Summary
A collection of Andrew Koenig’s “Much Ado About Nothing” topics on Drdobbs.
Pointer Arithmetic: A Major (Dis)advantage of C and C++
The gist: referencing an array by indexes and by pointers are equivalent in C, but when using pointer reference, it hard to check array bounds. That’s why we use off-the-end indexing. because an off-the-end index can ensure the correctness when translating the same code from indexing to pointer or vice versa.
Much Ado About Nothing: Why Off-The-End Pointers Are Necessary
The gist: we usually prefer to design things in a symmetric way, like iterate an array forward and backward, but without the off-the-end pointer, it needs a special process, and the code is ugly. it is especially useful in handing an empty array while processing each of the element in the array.
Still More Ado About Nothing: How Off-The-End Pointers Should Behave
The gist: there is no need to have the second off-the-end pointer because they are not adding additional advantages.
If Off-The-End Pointers Are Useful, Why Not Off-The-Beginning Pointers?
The gist: it simply doesn’t make things cleaner, but messier.
Off-The-End Pointers And While Statements
The gist: the asymmetric feature of off-the-end pointer complies with the while statement in that the condition is false after the loop terminate.
Using while statements changes one’s perspective subtly from using for or DO statements, because when we write a while statement, instead of stating the last value that a variable should have within a loop, we state explicitly a condition that we expect to be false after the loop finishes.

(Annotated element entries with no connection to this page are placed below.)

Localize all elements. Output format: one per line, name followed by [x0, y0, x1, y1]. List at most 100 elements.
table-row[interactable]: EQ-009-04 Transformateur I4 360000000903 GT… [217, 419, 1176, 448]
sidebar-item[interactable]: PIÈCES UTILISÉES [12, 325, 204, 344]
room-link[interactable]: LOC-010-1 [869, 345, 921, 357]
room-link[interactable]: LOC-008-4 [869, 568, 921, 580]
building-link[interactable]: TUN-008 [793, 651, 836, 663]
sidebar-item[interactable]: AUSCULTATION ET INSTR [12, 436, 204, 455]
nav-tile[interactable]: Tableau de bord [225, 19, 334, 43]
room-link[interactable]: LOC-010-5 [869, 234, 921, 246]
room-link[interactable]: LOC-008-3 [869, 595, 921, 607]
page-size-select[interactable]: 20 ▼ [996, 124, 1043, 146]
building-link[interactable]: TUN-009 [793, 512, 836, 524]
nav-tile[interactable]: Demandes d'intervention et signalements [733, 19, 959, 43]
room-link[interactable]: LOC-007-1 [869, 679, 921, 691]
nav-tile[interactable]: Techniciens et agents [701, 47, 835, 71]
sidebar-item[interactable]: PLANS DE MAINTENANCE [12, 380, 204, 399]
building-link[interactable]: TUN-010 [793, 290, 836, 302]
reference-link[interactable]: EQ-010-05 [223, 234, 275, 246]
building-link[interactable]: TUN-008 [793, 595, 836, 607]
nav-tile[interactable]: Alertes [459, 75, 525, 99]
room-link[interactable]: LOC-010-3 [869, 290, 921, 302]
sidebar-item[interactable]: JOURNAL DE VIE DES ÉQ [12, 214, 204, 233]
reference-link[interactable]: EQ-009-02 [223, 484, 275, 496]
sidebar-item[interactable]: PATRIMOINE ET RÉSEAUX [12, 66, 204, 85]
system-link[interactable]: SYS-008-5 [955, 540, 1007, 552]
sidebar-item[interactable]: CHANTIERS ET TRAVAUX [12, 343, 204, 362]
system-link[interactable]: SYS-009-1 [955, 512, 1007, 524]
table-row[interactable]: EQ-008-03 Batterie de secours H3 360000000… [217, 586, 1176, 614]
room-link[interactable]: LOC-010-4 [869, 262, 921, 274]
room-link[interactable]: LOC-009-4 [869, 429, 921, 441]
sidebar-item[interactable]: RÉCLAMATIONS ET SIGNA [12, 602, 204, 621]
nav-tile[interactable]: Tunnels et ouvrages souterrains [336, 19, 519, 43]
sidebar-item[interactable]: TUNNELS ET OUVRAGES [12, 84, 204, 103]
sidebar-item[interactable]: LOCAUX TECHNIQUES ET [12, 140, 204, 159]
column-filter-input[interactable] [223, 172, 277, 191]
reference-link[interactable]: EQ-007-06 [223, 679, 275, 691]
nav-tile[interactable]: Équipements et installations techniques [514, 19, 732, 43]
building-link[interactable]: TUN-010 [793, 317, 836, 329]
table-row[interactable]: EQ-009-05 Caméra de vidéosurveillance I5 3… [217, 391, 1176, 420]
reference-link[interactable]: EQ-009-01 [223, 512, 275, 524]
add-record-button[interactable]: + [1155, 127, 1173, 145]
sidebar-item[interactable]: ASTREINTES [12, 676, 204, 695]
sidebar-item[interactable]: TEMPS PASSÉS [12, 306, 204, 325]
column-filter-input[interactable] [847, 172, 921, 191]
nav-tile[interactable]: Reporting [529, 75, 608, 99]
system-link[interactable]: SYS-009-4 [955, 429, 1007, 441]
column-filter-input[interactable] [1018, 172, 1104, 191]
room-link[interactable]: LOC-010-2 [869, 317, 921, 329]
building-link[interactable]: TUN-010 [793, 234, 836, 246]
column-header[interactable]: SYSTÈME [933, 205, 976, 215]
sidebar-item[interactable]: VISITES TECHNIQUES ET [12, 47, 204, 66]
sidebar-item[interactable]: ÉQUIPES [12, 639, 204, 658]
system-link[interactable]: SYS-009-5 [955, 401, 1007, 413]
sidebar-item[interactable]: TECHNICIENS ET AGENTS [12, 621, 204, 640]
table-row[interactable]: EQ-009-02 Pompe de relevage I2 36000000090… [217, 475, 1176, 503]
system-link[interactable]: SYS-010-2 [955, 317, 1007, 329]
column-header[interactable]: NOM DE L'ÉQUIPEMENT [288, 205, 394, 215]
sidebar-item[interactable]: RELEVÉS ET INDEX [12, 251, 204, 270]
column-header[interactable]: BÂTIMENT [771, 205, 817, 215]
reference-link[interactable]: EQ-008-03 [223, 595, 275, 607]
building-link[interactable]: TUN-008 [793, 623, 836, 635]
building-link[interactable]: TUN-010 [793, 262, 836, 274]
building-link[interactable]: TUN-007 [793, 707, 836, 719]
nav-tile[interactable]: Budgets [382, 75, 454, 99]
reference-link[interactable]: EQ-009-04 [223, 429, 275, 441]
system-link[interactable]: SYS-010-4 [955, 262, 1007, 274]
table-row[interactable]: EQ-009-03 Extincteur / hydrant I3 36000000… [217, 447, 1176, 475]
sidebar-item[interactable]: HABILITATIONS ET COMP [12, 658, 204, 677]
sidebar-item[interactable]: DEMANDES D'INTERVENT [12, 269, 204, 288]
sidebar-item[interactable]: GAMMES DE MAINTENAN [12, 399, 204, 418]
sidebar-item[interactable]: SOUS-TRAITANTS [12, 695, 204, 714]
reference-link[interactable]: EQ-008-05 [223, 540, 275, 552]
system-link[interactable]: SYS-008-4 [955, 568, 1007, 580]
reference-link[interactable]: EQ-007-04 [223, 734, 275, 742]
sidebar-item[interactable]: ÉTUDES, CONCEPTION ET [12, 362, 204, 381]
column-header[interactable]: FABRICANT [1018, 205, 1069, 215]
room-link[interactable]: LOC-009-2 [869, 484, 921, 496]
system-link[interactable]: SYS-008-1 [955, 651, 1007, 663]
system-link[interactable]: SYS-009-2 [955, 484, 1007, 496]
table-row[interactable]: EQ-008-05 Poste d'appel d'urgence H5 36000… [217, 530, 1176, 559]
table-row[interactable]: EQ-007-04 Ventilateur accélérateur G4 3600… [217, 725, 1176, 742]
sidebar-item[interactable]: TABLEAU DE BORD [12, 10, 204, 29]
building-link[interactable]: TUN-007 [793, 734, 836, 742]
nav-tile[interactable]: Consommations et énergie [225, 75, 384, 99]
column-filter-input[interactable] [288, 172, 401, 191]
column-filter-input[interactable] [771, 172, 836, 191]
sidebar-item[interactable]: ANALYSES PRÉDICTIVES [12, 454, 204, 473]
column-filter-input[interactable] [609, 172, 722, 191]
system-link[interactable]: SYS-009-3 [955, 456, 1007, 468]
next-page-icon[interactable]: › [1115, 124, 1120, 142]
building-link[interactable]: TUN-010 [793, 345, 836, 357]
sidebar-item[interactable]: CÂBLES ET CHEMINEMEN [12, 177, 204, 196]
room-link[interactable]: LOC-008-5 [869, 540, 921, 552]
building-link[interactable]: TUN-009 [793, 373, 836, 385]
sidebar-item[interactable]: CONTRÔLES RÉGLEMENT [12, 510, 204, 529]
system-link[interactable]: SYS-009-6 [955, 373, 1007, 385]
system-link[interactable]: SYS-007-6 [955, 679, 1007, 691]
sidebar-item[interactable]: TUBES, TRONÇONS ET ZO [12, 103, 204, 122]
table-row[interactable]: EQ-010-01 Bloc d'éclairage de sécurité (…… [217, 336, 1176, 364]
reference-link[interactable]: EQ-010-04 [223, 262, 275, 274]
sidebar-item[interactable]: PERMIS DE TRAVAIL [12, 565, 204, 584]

In other words, using off-the-end pointers is a natural outgrowth of shifting from ranges defined explicitly by their first and last elements to ranges defined by while statements. In such statements, the loop ends when the condition is false for the first time, not when it is true for the last time. As a result, there is a natural asymmetry about using while statements that maps into an asymmetry in the values that those while statements manipulate.